Cerasiello is on the top floor. I was very glad of that lift, even though you need to feed it €.20 a ride. The property has four bedrooms, each with en-suite bathroom, surrounding a long sitting room, a small kitchen and a truly magnificent roof garden with a view of Vesuvius. We spent most of our time at home out here, surrounded by enormous potted plants that made it feel like a real oasis from the city. 
The tasteful decor is a mash-up of traditional Italian with a bit of Sicilian and North African, giving the whole place a slightly exotic feel. The owners have taken great care with the lighting, including up lighters on the roof garden and small, stained glass table lamps inside to create atmospheric puddles of light throughout.

You can book individual rooms rather than renting the whole property; in which case the living room, kitchen and roof garden become shared space with other guests. If you only rented one room, ask for the one with french doors that open directly to the roof garden. The window in the bedroom looks towards Vesuvius, while the one in the bathroom looks over the roofs and church domes of Rione Sanità and up at Castel Sant’Elmo. 

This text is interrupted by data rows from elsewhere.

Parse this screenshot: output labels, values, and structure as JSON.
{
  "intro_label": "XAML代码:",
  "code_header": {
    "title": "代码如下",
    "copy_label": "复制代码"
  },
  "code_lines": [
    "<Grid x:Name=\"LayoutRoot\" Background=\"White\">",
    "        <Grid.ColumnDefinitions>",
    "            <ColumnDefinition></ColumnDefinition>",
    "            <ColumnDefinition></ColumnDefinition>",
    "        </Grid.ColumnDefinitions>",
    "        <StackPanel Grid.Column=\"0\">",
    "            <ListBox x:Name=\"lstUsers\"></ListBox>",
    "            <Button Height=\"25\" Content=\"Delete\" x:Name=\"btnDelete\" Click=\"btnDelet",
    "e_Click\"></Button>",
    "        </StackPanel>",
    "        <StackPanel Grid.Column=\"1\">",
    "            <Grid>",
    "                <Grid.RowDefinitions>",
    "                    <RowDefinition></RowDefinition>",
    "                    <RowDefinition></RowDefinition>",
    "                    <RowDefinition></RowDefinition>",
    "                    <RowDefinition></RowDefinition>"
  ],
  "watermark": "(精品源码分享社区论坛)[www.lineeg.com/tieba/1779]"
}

Cerasiello is on the very edge of Rione Sanità, only about 200 metres from the Via Foria that divides the neighbourhood from the historic centre. You’re only 10-15 minutes away from key sites like the archaeological museum, the Duomo, the cloisters at Santa Chiara and the street of the nativity scene makers. You’re also close to two different metro stations, though I confess that with four of us to split the cost we took taxis when we needed to go further than our feet would carry us.

Our roof garden and the feeling of being part of a local neighbourhood provided a welcome counterpoint to the noise and bustle of the city. Naples is a perpetual motion machine. It is exhausting and brutal, yet glorious and full of joy. It isn’t an easy city in which to be a tourist, but effort pays vast rewards in the treasures you see, the craftsmanship you can buy and the people you meet. The guys who made us coffee every morning felt like friends by the end of our long weekend.
Neapolitans themselves will tell you that the unique character of this place is due to its position directly beneath one of the world’s most menacing volcanoes. Vesuvius’ last big explosion … the one that buried Pompeii, blew the mountain’s top off and exerted a force equivalent to two atomic bombs … was nearly 2,000 years ago. Most vulcanologists say it's overdue for another major eruption. People live here with a constant awareness of death, reinforced by a muscular Catholicism that reminds people of death and resurrection in every church.

Even the most famous tourist line about the city brings up endings. “See Naples and then die” was the phrase constantly repeated by Grand Tourists, most memorably in Goethe’s letters home. The meaning was that you’d reached the best of everything here, and you didn’t need to see anything else for artistic and cultural fulfilment.

These days I’d change that phrase to “See Naples to live.” I can’t think of anywhere else that’s so chaotically, marvellously, exhaustingly alive.